Jeremy Corbyn was voting against the Single European Act when David Cameron was still at university. He sounds scarcely keener in relation to Cameron's "renegotiated settlement". He needs to propose several interrelated measures to be enacted regardless of the outcome of the referendum, and if at all possible prior to it.
The economic, social, cultural and political power of the British working class, whether broadly or narrowly defined, cannot exactly be said to have increased since 1973. Any more than Britain has fought no further wars since joining a body as successful as NATO or nuclear weapons when it comes to keeping the peace. We had full employment before we joined the EU. We have never had it since. No job in the real economy is dependent on our membership. Or were trade with, and travel to, the Continent unheard of, because impossible, before our accession to the EU?
Not for nothing did Margaret Thatcher support that accession, oppose withdrawal in the 1975 referendum, and go on, as Prime Minister, to sign an act of integration so large that it could never be equalled, a position from which she never wavered until the tragically public playing out of the early stages of her dementia. "No! No! No!" was not part of any planned speech. In anticipation of Cameron's Single European Act on speed, Labour needs to get its retaliation in first. Corbyn needs to demand immediate legislation.

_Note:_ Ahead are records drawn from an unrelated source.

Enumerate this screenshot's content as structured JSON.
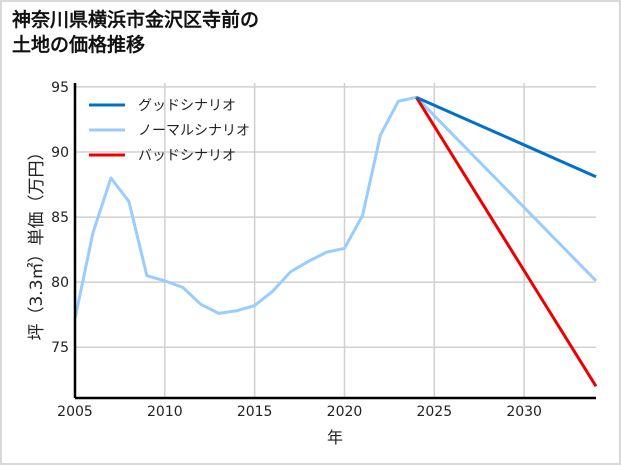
{
  "chart_data": {
    "type": "line",
    "title_lines": [
      "神奈川県横浜市金沢区寺前の",
      "土地の価格推移"
    ],
    "xlabel": "年",
    "ylabel": "坪（3.3㎡）単価（万円）",
    "xlim": [
      2005,
      2034
    ],
    "ylim": [
      71.1,
      95.3
    ],
    "xticks": [
      2005,
      2010,
      2015,
      2020,
      2025,
      2030
    ],
    "yticks": [
      75,
      80,
      85,
      90,
      95
    ],
    "grid": true,
    "legend_position": "top-left",
    "series": [
      {
        "name": "グッドシナリオ",
        "color": "#0070c8",
        "x": [
          2024,
          2034
        ],
        "y": [
          94.2,
          88.1
        ]
      },
      {
        "name": "ノーマルシナリオ",
        "color": "#99ccff",
        "x": [
          2005,
          2006,
          2007,
          2008,
          2009,
          2010,
          2011,
          2012,
          2013,
          2014,
          2015,
          2016,
          2017,
          2018,
          2019,
          2020,
          2021,
          2022,
          2023,
          2024,
          2034
        ],
        "y": [
          77.2,
          83.8,
          88.0,
          86.2,
          80.5,
          80.1,
          79.6,
          78.3,
          77.6,
          77.8,
          78.2,
          79.3,
          80.8,
          81.6,
          82.3,
          82.6,
          85.1,
          91.3,
          93.9,
          94.2,
          80.1
        ]
      },
      {
        "name": "バッドシナリオ",
        "color": "#ee0000",
        "x": [
          2024,
          2034
        ],
        "y": [
          94.2,
          72.0
        ]
      }
    ]
  }
}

First, restoring the supremacy of United Kingdom over European Union law, using that provision to repatriate industrial and regional policy as Labour has advocated for some time, using it to repatriate agricultural policy (farm subsidies go back to the War, 30 years before we joined the EU, and they are a good idea in themselves, whereas the Common Agricultural Policy most certainly is not), and using it to restore the United Kingdom's historic fishing rights of 200 miles or to the median line.

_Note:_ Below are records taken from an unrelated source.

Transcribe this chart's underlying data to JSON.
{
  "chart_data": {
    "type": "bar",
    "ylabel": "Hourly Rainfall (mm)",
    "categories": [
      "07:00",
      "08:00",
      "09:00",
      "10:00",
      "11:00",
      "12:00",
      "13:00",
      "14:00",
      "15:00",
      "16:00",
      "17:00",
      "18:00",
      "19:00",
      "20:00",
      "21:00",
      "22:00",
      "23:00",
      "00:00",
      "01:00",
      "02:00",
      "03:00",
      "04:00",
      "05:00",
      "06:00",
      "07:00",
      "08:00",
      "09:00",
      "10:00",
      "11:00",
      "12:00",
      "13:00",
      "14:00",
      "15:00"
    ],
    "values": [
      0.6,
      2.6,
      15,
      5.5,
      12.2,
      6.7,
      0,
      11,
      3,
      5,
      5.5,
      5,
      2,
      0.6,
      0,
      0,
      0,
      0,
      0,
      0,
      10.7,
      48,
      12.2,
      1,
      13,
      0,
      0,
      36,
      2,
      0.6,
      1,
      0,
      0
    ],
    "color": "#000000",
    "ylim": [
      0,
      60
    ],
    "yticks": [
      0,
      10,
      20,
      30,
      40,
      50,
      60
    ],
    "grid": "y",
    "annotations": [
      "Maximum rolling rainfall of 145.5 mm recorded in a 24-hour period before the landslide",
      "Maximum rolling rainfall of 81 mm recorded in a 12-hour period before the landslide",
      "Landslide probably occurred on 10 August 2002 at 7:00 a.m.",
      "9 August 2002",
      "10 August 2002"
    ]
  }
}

Secondly, requiring that all EU legislation, in order to have any effect in this country, be enacted by both Houses of Parliament as if it had originated in one or the other of them. Thirdly, requiring that British Ministers adopt the show-stopping Empty Chair Policy until such time as the Council of Ministers meets in public and publishes an Official Report akin to Hansard. Fourthly, disapplying in the United Kingdom any ruling of the European Court of Justice or of the European Court of Human Rights unless confirmed by a resolution of the House of Commons, the High Court of Parliament. That would also deal with whatever the problem was supposed to be with the Human Rights Act.
Fifthly, disapplying in the United Kingdom anything passed by the European Parliament but not by the majority of those MEPs who had been certified as politically acceptable by one or more seat-taking members of the House of Commons. Thus, we should no longer be subject to the legislative will of Stalinists and Trotskyists, of neo-Fascists and neo-Nazis, of members of Eastern Europe's kleptomaniac nomenklatura, of people who believed the Provisional Army Council to be the sovereign body throughout Ireland, and of Dutch ultra-Calvinists who would not have women candidates.
Sixthly, reducing in real terms the British contribution to the EU Budget; that is another longstanding Labour policy. And seventhly, pre-emptively disapplying in the United Kingdom any Transatlantic Trade and Investment Partnership, thus making any such Agreement impossible in practice. Outside the EU, would Cameron just negotiate something even worse with the United States? Not before 2020, when he would need to be replaced with Corbyn.
All regardless of the outcome of the referendum. After all, which privatisation did the EU prevent? Which dock, factory, shipyard, steelworks or mine did it save? If we needed the EU for the employment law that, since we do not have it, the EU is obviously powerless to deliver, then there would be no point or purpose to the British Labour Movement. Or have the trade unions disbanded, their job done?
Far from preventing wars, the EU has done nothing to prevent numerous on the part of, at some point, most of its member-states, and not least this member-state. It was a key player in, and it has been a major beneficiary of, the destruction of Yugoslavia. It is now a key player in, and it seeks to be a major beneficiary of, the war in Ukraine, which is the worst on the European Continent since 1945, and which is a direct consequence of the EU's expansionist desire to prise a vital buffer state out of neutrality and into the NATO from which the EU has become practically indistinguishable.
Since even before he voted against the Single European Act and the Maastricht Treaty, the Leader of the Labour Party has been saying all of this all along.